A lot of the time, it feels pretty hopeless advocating to protect the climate. The banshees drown out every sane word or thought, and there are too many of them.
Here are some recent lessons that not only give us hope, but also suggest an approach to change the climate when it comes to climate. We see how the impossible can become established fact very suddenly, after years of what appeared to desperately little progress. When the shrieks are loudest - it's when we are closest.
Legal and political possibility are the headliners when it comes to the big decisions. Politically and legally, real climate action in the US appears DOA. It's a bad thing.
We need to take actions that will expand the Social Possibility that we, as a community or as a state or country, can choose to stop expanding carbon pollution. On purpose!
Then, the wave of that possibility needs to break over all those comfortable bubble people who think that they are the only decision makers.
Let’s look at the four stages of possibility for marriage equality and see if this example helps us out.
For any two men or two women, it’s been possible to get married since they invented the words “I Do.” Possible, but not socially possible for most of history.
Just a few years ago, marriage equality was politically impossible. But there was no stopping the underlying social current which, past a certain tipping point, becomes political necessity and very quickly legal possibility. After that, it’s just great news for photographers and event planners!
That’s pretty inspiring. We can get where we need to be. Once a critical mass of understanding is reached, the impossible can become simply fact, faster than you think is possible.
Here in Washington State, we had the recent surprise that marriage equality just seemed to arrive from nowhere! Like in other states, the conventional wisdom said it was not a political winner, and the governor was timid. Then all of a sudden, the moment was here.
It's not exactly clear whether the governor was freed to do what she had always known was right, or whether she was pushed into it by civil rights leaders such as WA Senator Ed Murray. But, there is one case where it's absolutely clear: Republican State Senator Maureen Walsh not only voted for the bill but she told us all exactly why in a totally amazing, must see, narrative of personal growth. This is someone who was liberated to do the right thing by the arrival of social possibility.
So what happened in the years leading up to the arrival of the wave? You might naturally look to the headliners, like the governor, as being the people who made it possible, but I have a different theory.

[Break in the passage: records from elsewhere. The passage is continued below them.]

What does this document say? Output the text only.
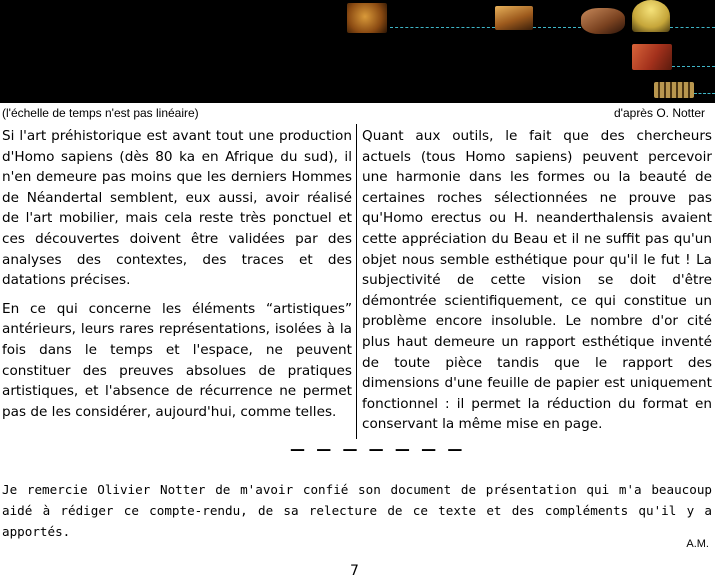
(l'échelle de temps n'est pas linéaire)	d'après O. Notter

Si l'art préhistorique est avant tout une production d'Homo sapiens (dès 80 ka en Afrique du sud), il n'en demeure pas moins que les derniers Hommes de Néandertal semblent, eux aussi, avoir réalisé de l'art mobilier, mais cela reste très ponctuel et ces découvertes doivent être validées par des analyses des contextes, des traces et des datations précises.

En ce qui concerne les éléments “artistiques” antérieurs, leurs rares représentations, isolées à la fois dans le temps et l'espace, ne peuvent constituer des preuves absolues de pratiques artistiques, et l'absence de récurrence ne permet pas de les considérer, aujourd'hui, comme telles.

Quant aux outils, le fait que des chercheurs actuels (tous Homo sapiens) peuvent percevoir une harmonie dans les formes ou la beauté de certaines roches sélectionnées ne prouve pas qu'Homo erectus ou H. neanderthalensis avaient cette appréciation du Beau et il ne suffit pas qu'un objet nous semble esthétique pour qu'il le fut ! La subjectivité de cette vision se doit d'être démontrée scientifiquement, ce qui constitue un problème encore insoluble. Le nombre d'or cité plus haut demeure un rapport esthétique inventé de toute pièce tandis que le rapport des dimensions d'une feuille de papier est uniquement fonctionnel : il permet la réduction du format en conservant la même mise en page.

— — — — — — —
Je remercie Olivier Notter de m'avoir confié son document de présentation qui m'a beaucoup aidé à rédiger ce compte-rendu, de sa relecture de ce texte et des compléments qu'il y a apportés.
A.M.
7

I think it was my friend Don, back in Virginia in 1995. By that I mean him, and a million people who talked to their friends, and non-friends, about equality, dignity, love and family. Some of those people realized that they didn't want to hurt their neighbors any more. And then some of them talked with their friends. Activists were then able to expand that conversation at every level from personal to national.
When it comes to carbon pollution, we find ourselves stuck somewhere deep in the question of social possibility. Beyond the huge educational hill to climb, we face a well funded set of professional liars whose entire mission in life is to prevent the truth about carbon pollution from coming out.

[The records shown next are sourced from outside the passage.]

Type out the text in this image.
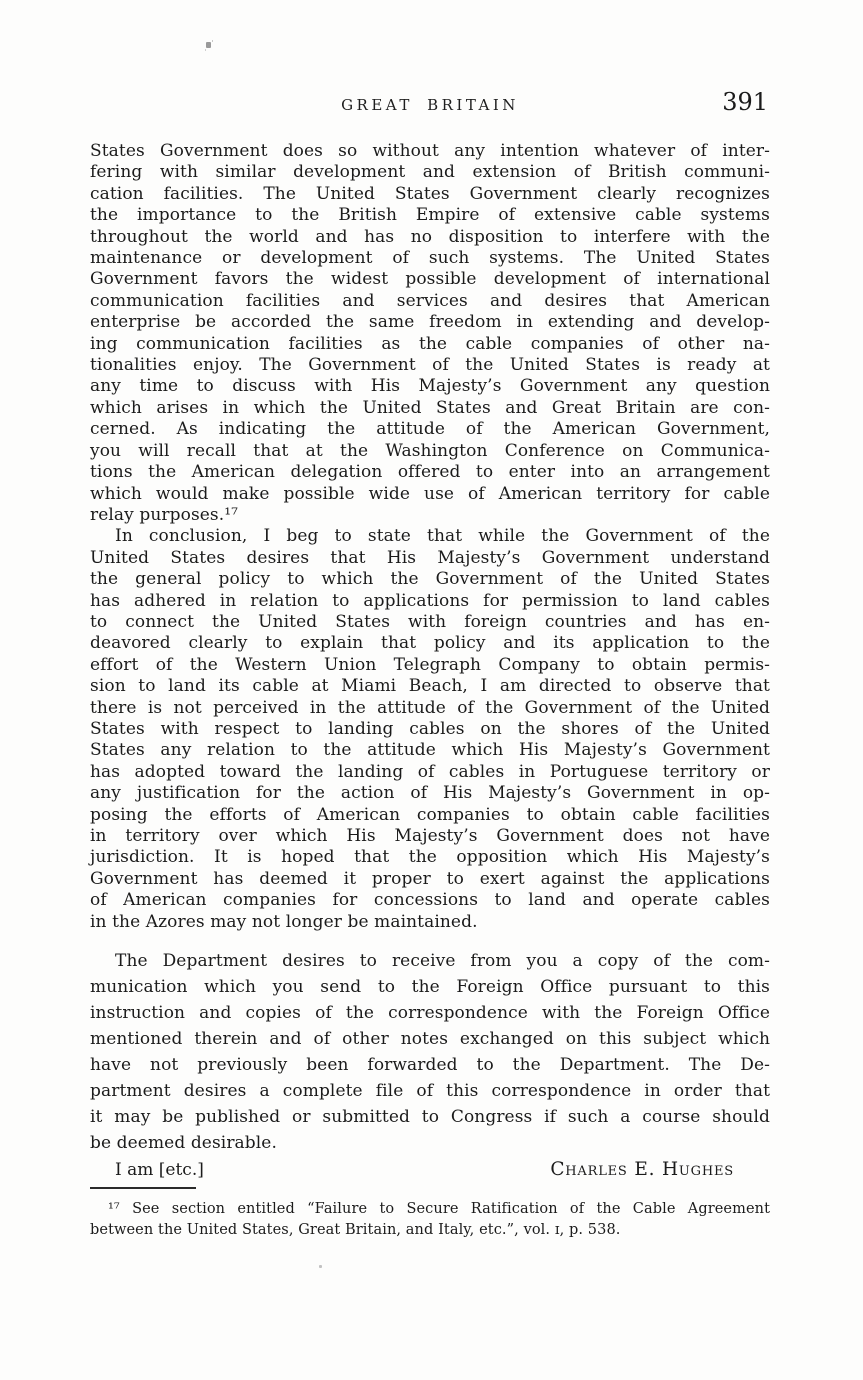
GREAT BRITAIN	391
States Government does so without any intention whatever of inter-
fering with similar development and extension of British communi-
cation facilities. The United States Government clearly recognizes
the importance to the British Empire of extensive cable systems
throughout the world and has no disposition to interfere with the
maintenance or development of such systems. The United States
Government favors the widest possible development of international
communication facilities and services and desires that American
enterprise be accorded the same freedom in extending and develop-
ing communication facilities as the cable companies of other na-
tionalities enjoy. The Government of the United States is ready at
any time to discuss with His Majesty’s Government any question
which arises in which the United States and Great Britain are con-
cerned. As indicating the attitude of the American Government,
you will recall that at the Washington Conference on Communica-
tions the American delegation offered to enter into an arrangement
which would make possible wide use of American territory for cable
relay purposes.¹⁷
In conclusion, I beg to state that while the Government of the
United States desires that His Majesty’s Government understand
the general policy to which the Government of the United States
has adhered in relation to applications for permission to land cables
to connect the United States with foreign countries and has en-
deavored clearly to explain that policy and its application to the
effort of the Western Union Telegraph Company to obtain permis-
sion to land its cable at Miami Beach, I am directed to observe that
there is not perceived in the attitude of the Government of the United
States with respect to landing cables on the shores of the United
States any relation to the attitude which His Majesty’s Government
has adopted toward the landing of cables in Portuguese territory or
any justification for the action of His Majesty’s Government in op-
posing the efforts of American companies to obtain cable facilities
in territory over which His Majesty’s Government does not have
jurisdiction. It is hoped that the opposition which His Majesty’s
Government has deemed it proper to exert against the applications
of American companies for concessions to land and operate cables
in the Azores may not longer be maintained.
The Department desires to receive from you a copy of the com-
munication which you send to the Foreign Office pursuant to this
instruction and copies of the correspondence with the Foreign Office
mentioned therein and of other notes exchanged on this subject which
have not previously been forwarded to the Department. The De-
partment desires a complete file of this correspondence in order that
it may be published or submitted to Congress if such a course should
be deemed desirable.
I am [etc.]	Charles E. Hughes
¹⁷ See section entitled “Failure to Secure Ratification of the Cable Agreement
between the United States, Great Britain, and Italy, etc.”, vol. ɪ, p. 538.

To create the underlying social possibility of reducing carbon pollution, we need to help people to connect the dots. All of those local impacts, all the NIMBYs that motivate us to action in our specific areas, are inseparable from the fact of being a big carbon project, from local poisons all the way to global warming and the acidification of the world's oceans. It is not possible to have a new big carbon project without creating a swath of destruction everywhere along its path, and then leaving an oily film or dusty coating of pollution.

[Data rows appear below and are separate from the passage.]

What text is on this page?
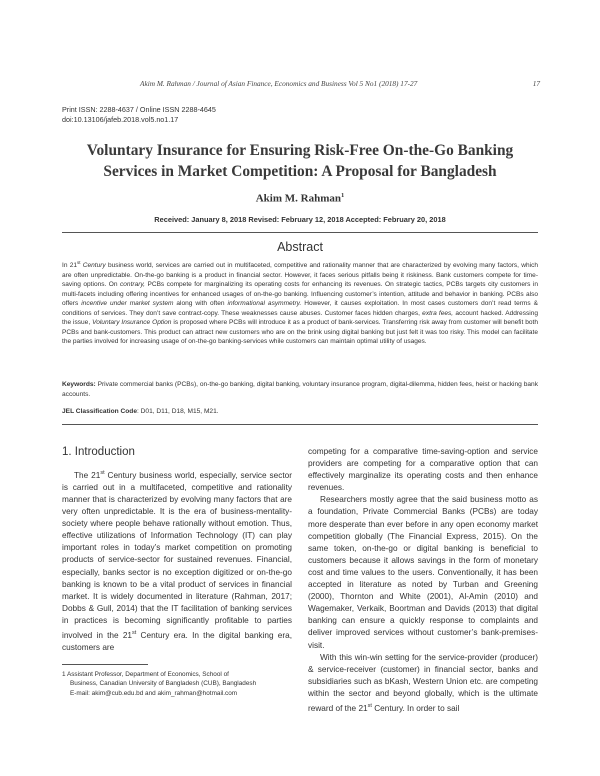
Akim M. Rahman / Journal of Asian Finance, Economics and Business Vol 5 No1 (2018) 17-27	17
Print ISSN: 2288-4637 / Online ISSN 2288-4645
doi:10.13106/jafeb.2018.vol5.no1.17
Voluntary Insurance for Ensuring Risk-Free On-the-Go Banking
Services in Market Competition: A Proposal for Bangladesh
Akim M. Rahman$^1$
Received: January 8, 2018 Revised: February 12, 2018 Accepted: February 20, 2018
Abstract
In 21st Century business world, services are carried out in multifaceted, competitive and rationality manner that are characterized by evolving many factors, which are often unpredictable. On-the-go banking is a product in financial sector. However, it faces serious pitfalls being it riskiness. Bank customers compete for time-saving options. On contrary, PCBs compete for marginalizing its operating costs for enhancing its revenues. On strategic tactics, PCBs targets city customers in multi-facets including offering incentives for enhanced usages of on-the-go banking. Influencing customer’s intention, attitude and behavior in banking. PCBs also offers incentive under market system along with often informational asymmetry. However, it causes exploitation. In most cases customers don’t read terms & conditions of services. They don’t save contract-copy. These weaknesses cause abuses. Customer faces hidden charges, extra fees, account hacked. Addressing the issue, Voluntary Insurance Option is proposed where PCBs will introduce it as a product of bank-services. Transferring risk away from customer will benefit both PCBs and bank-customers. This product can attract new customers who are on the brink using digital banking but just felt it was too risky. This model can facilitate the parties involved for increasing usage of on-the-go banking-services while customers can maintain optimal utility of usages.
Keywords: Private commercial banks (PCBs), on-the-go banking, digital banking, voluntary insurance program, digital-dilemma, hidden fees, heist or hacking bank accounts.
JEL Classification Code: D01, D11, D18, M15, M21.
1. Introduction

The 21st Century business world, especially, service sector is carried out in a multifaceted, competitive and rationality manner that is characterized by evolving many factors that are very often unpredictable. It is the era of business-mentality-society where people behave rationally without emotion. Thus, effective utilizations of Information Technology (IT) can play important roles in today’s market competition on promoting products of service-sector for sustained revenues. Financial, especially, banks sector is no exception digitized or on-the-go banking is known to be a vital product of services in financial market. It is widely documented in literature (Rahman, 2017; Dobbs & Gull, 2014) that the IT facilitation of banking services in practices is becoming significantly profitable to parties involved in the 21st Century era. In the digital banking era, customers are

competing for a comparative time-saving-option and service providers are competing for a comparative option that can effectively marginalize its operating costs and then enhance revenues.

Researchers mostly agree that the said business motto as a foundation, Private Commercial Banks (PCBs) are today more desperate than ever before in any open economy market competition globally (The Financial Express, 2015). On the same token, on-the-go or digital banking is beneficial to customers because it allows savings in the form of monetary cost and time values to the users. Conventionally, it has been accepted in literature as noted by Turban and Greening (2000), Thornton and White (2001), Al-Amin (2010) and Wagemaker, Verkaik, Boortman and Davids (2013) that digital banking can ensure a quickly response to complaints and deliver improved services without customer’s bank-premises-visit.

With this win-win setting for the service-provider (producer) & service-receiver (customer) in financial sector, banks and subsidiaries such as bKash, Western Union etc. are competing within the sector and beyond globally, which is the ultimate reward of the 21st Century. In order to sail

1 Assistant Professor, Department of Economics, School of
Business, Canadian University of Bangladesh (CUB), Bangladesh
E-mail: akim@cub.edu.bd and akim_rahman@hotmail.com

Political and legal action is important. I endorse it. But, at the end of the day, there will be no political or legal progress unless there is a social wave, composed entirely of people we talk to, educate, convince, and motivate.
They may own most of the airwaves, and the sponsored links any time you Google an energy or environmental topic. The legions of paid trolls may drown out any semblance of conversation in the comments sections of online news.
But, they cannot own the conversation that individuals have with each other, however much they may try.
In those conversations, I challenge each of you to expressly take on the big cahuna: We have to stop expanding carbon pollution. It's not just global warming. Carbon pollution poisons our air, land and water, whether it's fracking, hazardous air pollutants, ocean acidification, global warming, shredded landscapes, or any of the myriad other effects.
The most important thing is to have the conversations. You don’t have to “win” a given discussion. Just communicating to someone, that this is something that matters, accomplishes something. If you can't convince your father in law, it may be that at the same holiday dinner table, your cousin Bob has been thinking about these things but not known who to talk to, until now.
In the next few years, there will be a series of decision points on various new big carbon pollution plans. Elected officials and bureaucrats will make their decisions. These decisions absolutely will be affected, deeply, by the sense of the people who elected the officials.
When our county, our state, and our country convey to these people that it is perfectly reasonable to stop a big carbon project, just because that’s what it is, then good decisions will follow. But not otherwise. We have a very small number of years to build that condition.
For marriage equality, that social change didn’t happen by itself. It took millions of people like my friend Don, who decided it was time to have that conversation, and had the courage to start it.
Is it enough just to stop new big carbon? Nope, it's not enough. But it's required, and it creates the next level of possibility, of reducing carbon pollution.
So everybody, right now is the time to have the conversation about carbon pollution with the people in our lives. Don't be silenced when our habitat is at stake.